The book is also sloppily edited. For example, at one point it is noted that Chavez and Clark have been partners "for over 20 years". Further on, though, Chavez says that Clark "is more than twice my age - what, 63, 64?" It doesn't take a math whiz to figure out those numbers are screwed up.

Back in the glory days of this genre, Clancy was cranking out great stuff, WEB Griffin was top-notch, and Larry Bond was putting out some good stuff in the genre when he wasn't co-writing with Clancy. Today, though, I haven't found a younger author to fill that void; everybody seems to be focused on writing 300-page quickies rather than Clancy-length epics. Sad.

This was part of a reading challenge. This book was my nemesis. It was seriously the book I did not want to read at all. It just did not interest me at all from the description. It was also a pretty big book. Although, it was a faster read than Stephen Kings 11/22/63, which was about equal in length.

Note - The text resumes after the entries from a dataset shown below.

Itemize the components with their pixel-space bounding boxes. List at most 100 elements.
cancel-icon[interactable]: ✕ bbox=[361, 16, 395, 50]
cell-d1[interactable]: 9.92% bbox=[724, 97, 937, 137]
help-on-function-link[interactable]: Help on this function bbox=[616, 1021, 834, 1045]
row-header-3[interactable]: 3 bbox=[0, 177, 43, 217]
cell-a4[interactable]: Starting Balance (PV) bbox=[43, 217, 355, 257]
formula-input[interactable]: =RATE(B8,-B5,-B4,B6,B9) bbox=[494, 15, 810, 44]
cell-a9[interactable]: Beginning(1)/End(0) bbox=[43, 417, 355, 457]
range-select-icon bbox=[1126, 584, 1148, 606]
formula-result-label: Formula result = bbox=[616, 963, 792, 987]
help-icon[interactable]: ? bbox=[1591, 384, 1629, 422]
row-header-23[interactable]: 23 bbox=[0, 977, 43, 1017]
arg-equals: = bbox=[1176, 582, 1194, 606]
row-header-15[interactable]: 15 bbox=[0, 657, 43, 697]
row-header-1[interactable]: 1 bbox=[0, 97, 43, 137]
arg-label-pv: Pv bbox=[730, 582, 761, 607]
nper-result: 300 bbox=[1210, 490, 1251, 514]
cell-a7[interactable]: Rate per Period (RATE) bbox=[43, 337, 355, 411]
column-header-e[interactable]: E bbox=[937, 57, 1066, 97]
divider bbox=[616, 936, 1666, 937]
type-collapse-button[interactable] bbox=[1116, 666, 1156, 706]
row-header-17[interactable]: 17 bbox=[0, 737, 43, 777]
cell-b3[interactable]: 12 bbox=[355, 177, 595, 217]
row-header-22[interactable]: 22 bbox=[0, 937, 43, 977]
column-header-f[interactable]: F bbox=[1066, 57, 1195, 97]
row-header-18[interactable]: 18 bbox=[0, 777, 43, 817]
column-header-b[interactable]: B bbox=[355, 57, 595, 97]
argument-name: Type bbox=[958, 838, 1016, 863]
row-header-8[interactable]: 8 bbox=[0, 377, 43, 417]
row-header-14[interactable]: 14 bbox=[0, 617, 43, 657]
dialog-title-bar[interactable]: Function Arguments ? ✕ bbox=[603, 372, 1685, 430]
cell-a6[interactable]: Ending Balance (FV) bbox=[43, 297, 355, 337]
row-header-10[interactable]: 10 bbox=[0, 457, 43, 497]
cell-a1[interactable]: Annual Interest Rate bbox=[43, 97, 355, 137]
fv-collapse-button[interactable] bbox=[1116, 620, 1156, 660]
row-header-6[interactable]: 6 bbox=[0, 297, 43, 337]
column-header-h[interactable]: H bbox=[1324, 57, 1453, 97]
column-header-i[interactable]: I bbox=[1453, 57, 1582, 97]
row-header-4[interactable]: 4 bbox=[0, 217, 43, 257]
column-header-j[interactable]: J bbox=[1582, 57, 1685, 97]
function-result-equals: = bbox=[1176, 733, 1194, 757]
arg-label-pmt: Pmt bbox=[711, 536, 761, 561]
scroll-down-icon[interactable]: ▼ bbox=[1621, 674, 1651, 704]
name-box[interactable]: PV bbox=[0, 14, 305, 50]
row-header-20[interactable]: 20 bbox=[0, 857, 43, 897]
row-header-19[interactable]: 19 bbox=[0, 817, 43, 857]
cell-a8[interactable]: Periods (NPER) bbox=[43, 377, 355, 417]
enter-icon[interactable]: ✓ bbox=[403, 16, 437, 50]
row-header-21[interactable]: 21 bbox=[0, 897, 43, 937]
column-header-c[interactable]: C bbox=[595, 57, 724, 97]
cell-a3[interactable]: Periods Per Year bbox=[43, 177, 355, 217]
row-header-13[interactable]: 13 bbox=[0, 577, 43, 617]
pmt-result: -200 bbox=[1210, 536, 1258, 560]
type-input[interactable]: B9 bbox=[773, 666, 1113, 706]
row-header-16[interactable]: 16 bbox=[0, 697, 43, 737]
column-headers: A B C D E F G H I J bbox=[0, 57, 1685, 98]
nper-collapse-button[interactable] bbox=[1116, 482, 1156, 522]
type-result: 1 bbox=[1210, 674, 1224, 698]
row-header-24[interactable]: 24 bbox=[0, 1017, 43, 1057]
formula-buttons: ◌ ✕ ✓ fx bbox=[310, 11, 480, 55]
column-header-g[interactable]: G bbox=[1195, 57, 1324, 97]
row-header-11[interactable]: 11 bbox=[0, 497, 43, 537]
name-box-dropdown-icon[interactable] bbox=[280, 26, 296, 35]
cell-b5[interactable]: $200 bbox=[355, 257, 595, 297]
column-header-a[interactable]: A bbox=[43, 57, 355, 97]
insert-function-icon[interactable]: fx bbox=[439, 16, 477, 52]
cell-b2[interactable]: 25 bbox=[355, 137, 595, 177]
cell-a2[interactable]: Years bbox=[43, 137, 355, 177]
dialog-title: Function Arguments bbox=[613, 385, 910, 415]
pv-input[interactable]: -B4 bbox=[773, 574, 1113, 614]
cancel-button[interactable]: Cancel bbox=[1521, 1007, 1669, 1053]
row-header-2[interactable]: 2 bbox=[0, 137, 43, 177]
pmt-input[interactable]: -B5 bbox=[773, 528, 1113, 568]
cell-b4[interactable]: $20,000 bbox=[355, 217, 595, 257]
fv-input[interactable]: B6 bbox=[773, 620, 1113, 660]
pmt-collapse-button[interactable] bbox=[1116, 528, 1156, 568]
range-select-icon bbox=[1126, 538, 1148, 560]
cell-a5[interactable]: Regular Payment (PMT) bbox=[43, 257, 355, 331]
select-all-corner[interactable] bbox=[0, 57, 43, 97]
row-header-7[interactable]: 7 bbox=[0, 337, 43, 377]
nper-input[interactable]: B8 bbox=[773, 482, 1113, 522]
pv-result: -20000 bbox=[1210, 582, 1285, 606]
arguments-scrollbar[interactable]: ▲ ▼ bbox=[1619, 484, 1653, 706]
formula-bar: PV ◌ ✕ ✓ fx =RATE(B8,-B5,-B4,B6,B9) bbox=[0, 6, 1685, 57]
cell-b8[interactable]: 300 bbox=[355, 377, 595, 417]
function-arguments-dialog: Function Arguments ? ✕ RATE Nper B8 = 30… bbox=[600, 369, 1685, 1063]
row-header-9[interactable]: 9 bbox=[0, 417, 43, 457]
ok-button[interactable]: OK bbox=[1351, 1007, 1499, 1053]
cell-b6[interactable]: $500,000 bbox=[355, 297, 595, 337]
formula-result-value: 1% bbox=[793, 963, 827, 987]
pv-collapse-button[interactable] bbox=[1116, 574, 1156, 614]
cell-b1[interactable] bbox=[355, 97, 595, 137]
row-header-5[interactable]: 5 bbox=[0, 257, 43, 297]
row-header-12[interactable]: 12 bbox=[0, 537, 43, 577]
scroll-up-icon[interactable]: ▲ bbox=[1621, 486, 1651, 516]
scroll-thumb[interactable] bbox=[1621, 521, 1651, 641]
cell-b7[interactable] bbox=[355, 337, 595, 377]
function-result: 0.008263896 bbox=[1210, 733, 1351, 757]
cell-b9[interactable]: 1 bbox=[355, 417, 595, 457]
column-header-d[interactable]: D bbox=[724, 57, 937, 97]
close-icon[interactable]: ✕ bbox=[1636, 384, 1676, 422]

I do have to say, I did not really care for this book. It just didn't interest me and I forced myself through it because I just wanted to be finished with it. He has some interesting plot twists and every few chapters has another characters point of view. I figured out the ending pretty quickly. There are a lot of times it was just plain boring and just hard to get through. There's A LOT of military terms and references. I wouldn't really recommend this book. Sometimes they say not to judge a book by it's cover, in this case, do it.

Clancy wrote this book with a co-author, and I could tell. In fact, I would guess that Clancy mostly wrote the first half of the book, and his co-author the second half...the difference in style, wordsmithing, subtelty, technical knowledge. and so forth seems obvious to me. The deeper I went into the book, the less interesting became - more crude without reason, less well-researched, less technically accurate, less artfully constructed. Too bad, because it had the potential to be a good novel.